Fomos até a cozinha e eu respondi a ela, enquanto ela esquentava a comida.

– O Paulo disse coisas feias a Laura, de novo. – Eu falei triste e com a cabeça abaixada.

– Porque você está assim tristinha? – Ela perguntou.

Eu expliquei tudinho a ela, até a parte que foi bem difícil de dizer, que eu ri da pobre da Laura.

– Mas eu e o resto do pessoal, que riu está arrependido, claro menos o Paulo, né.

– Não se culpe mais, filhota. – Ela falou e me serviu a comida.

Eu comi e fui para meu quarto.

Isso não vai ficar assim, eu vou ligar agora mesmo para a Marce e o Paulo vai pagar caro pelo que Fez.

Valéria off

NA CASA DOS GUERRA

Marcelina:

Estava no meu quarto terminando a lição de casa, quando de repente o telefone toca, quem será?

Ligação on:

– Alô quem gostaria? – Eu perguntei, sendo simpática.

– Amiga é a Valéria. – A Vale disse.

– Oi, amiga tudo bem? – Eu perguntei curiosa.

– Comigo sim, mas com a Laura, não. – Ela falou e eu fiquei nervosa.

– O que houve com a Laurinha? – Eu perguntei interessada.

– O seu irmão a humilhou no ensaio, hoje. – Ela disse, bem brava.
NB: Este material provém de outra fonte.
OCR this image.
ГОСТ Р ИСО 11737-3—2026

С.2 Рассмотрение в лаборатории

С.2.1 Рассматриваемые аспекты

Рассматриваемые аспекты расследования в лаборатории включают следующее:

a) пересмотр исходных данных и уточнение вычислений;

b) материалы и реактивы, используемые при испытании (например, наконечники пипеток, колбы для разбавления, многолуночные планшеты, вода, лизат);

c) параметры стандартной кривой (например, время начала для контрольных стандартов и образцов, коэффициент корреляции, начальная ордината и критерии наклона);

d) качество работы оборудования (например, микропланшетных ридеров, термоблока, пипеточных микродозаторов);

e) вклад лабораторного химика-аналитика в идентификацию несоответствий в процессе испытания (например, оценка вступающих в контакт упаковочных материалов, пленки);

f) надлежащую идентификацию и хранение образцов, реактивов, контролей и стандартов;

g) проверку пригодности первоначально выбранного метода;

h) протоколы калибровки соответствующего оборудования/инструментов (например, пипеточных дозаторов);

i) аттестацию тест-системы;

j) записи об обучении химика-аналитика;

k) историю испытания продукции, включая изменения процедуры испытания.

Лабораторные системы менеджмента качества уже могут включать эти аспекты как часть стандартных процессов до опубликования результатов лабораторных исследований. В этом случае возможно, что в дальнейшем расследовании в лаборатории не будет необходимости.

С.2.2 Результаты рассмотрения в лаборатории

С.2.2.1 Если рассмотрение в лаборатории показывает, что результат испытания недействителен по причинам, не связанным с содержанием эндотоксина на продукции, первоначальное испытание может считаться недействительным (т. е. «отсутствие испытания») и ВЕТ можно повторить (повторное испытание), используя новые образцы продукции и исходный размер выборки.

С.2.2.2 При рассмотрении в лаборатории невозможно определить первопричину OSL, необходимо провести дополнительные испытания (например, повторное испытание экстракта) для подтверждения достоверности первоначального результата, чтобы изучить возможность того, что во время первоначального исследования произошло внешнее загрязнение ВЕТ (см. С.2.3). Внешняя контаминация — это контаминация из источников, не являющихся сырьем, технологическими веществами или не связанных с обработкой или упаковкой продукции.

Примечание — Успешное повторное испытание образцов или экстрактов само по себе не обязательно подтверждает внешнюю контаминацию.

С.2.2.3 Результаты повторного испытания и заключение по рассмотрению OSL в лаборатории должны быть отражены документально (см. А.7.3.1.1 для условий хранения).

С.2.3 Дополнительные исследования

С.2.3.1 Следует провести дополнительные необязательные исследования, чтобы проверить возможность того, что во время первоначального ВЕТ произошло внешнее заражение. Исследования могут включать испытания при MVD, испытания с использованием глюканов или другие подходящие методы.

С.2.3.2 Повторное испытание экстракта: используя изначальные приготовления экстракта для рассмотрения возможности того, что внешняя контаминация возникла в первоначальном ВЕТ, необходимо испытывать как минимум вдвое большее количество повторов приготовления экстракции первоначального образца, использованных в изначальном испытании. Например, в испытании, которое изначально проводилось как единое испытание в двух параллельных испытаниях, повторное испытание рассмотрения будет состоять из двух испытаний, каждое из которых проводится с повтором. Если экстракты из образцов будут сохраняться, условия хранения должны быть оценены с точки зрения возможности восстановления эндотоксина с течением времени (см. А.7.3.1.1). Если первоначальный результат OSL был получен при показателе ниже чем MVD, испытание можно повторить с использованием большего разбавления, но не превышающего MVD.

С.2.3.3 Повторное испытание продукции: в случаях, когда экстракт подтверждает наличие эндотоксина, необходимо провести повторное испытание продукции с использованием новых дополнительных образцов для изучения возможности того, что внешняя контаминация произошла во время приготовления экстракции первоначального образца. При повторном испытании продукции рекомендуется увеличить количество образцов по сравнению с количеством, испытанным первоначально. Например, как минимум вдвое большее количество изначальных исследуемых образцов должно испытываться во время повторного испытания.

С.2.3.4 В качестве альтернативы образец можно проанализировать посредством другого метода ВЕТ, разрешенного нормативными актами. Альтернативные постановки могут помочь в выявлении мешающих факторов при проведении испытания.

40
– Mas ela fez algo, pois meu irmão é tão legal.

– Sei..., vou te explicar tudo. – Ela me explicou tudo e eu acreditei.

– Serio? Vou acreditar em você, só porque a Laura é muito legal.

– Vou contar aos meus pais, agora. – Eu completei.

– Que bom liguei com essa intenção, mesmo. – Ela falou.

– Vou falar agora mesmo, tchau.

– Fala mesmo hein… nada de proteger o Paulo dessa vez, tchau. – Ela disse e desligou.

Ligação off

Amo muito meu irmão Paulo, porém dessa vez terei de dedura-lo a meus pais, o que ele fez foi muito feio, ainda bem que o meu pai já voltou do trabalho, fui até a cozinha e eles estavam lá, coragem Marcelina.

– Oi, pai, Mãe. – Eu disse com um pouco de medo.

– Oi, Marcelina. – Eles disseram a minha mãe, depois o meu pai.

– Houve algo filha? Você está com uma carinha. – Minha mãe perguntou.

– Sim e envolve o Paulo. – Eu disse apreensiva.

– O que aquele moleque fez dessa vez? – Meu pai perguntou num tom agressivo.

Será que se eu contar ele vai bater no meu irmão? Que medo.

– Conta logo o que esse moleque aprontou filhinha. – Meu pai pediu.

Laura ou meu irmão, aí meu deus, mas se eu não contar eles vão saber do mesmo jeito e a mamãe com toda a certeza, defenderá o pobre Paulo, tomara.

– É que.... – Eu não consigo falar.

– Conta logo filha, estou ficando nervosa. – Minha mãe pediu.

– Primeiro vocês prometem não bater no Paulo. – Eu falei.

– Depende. – Disse meu pai.

Mas minha Mãe piscou para mim é só podia significar uma coisa, ela defenderá o Paulo do papai, que bom, ele não merece que o Papai bata nele, merece só uma bela bronca, mas uma surra já e demais.

Marcelina off

Paulo:

Estava tranquilo no meu quarto pensando num jeito de obrigar a chata da Marcelina a fazer meu dever de casa, ou a me dar o dela para eu copiar – valeu a pena repetir de ano, assim fico na mesma sala dela e não faço mais dever de casa, nunca.

Quando de repente:

– Paulo Guerra, compareça a sala agora mesmo moleque. – Meu pai gritou, eu estou frito.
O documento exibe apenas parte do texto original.